Die Verfassung von 1876
Die Verfassung von 1876 bildete das rechtliche Fundament der Restauration. Sie etablierte eine konstitutionelle Monarchie mit einer unvollkommenen Gewaltenteilung:
- Der Monarch besaß weitreichende Befugnisse, einschließlich des Rechts, den Regierungschef zu ernennen.
- Grundlegende politische Freiheiten wurden anerkannt, wenn auch oft in der Praxis eingeschränkt.
- Ein Zweikammerparlament wurde eingeführt, bestehend aus einem Senat und einem Abgeordnetenhaus.
Wahlkorruption und Caciquismo
Trotz der verfassungsmäßigen Fassade war das System der Restauration von weitreichender Wahlkorruption geprägt.

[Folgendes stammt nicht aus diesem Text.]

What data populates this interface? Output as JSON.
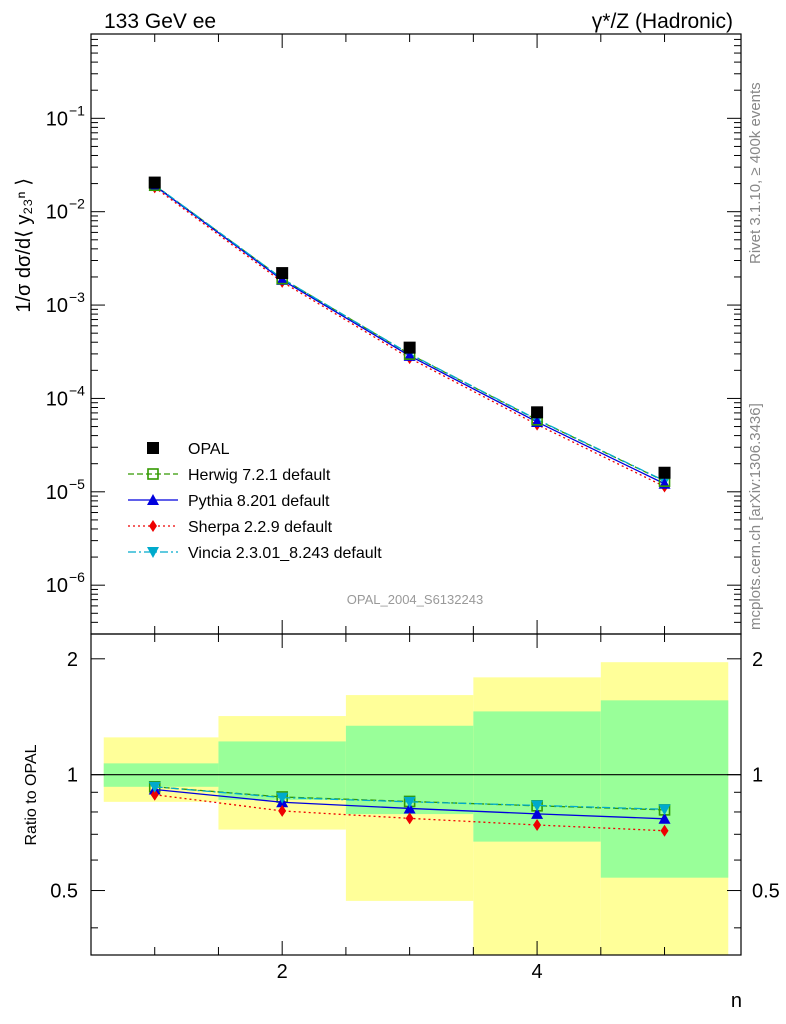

Dies wurde als Pucherazo bezeichnet und umfasste verschiedene Praktiken, um die Wahlergebnisse zu manipulieren:
- Die Regierung erstellte eine Liste der gewünschten Kandidaten ("encasillado").
- Es kam zu Zwang, Betrug und Stimmenkauf.
- Tote Personen wurden zur Stimmabgabe registriert, und manche Wähler gaben mehrfach ihre Stimme ab.
Diese Manipulationen stellten sicher, dass stets der von der Regierung gewünschte Kandidat gewann.
In vielen ländlichen Gebieten Spaniens übten lokale Machthaber, die sogenannten Caciques (Kaziken), eine enorme Kontrolle aus. Sie waren die einzigen Ansprechpartner für die zentrale politische Macht und boten der Bevölkerung Gefälligkeiten (z.B. medizinische Versorgung, Arbeitsplätze) im Austausch für Stimmen an. Dieses System des Caciquismo sicherte die Loyalität der Wähler und trug maßgeblich zur Stabilität des Turnismo bei, indem es die Wahlergebnisse im Sinne der herrschenden Parteien beeinflusste.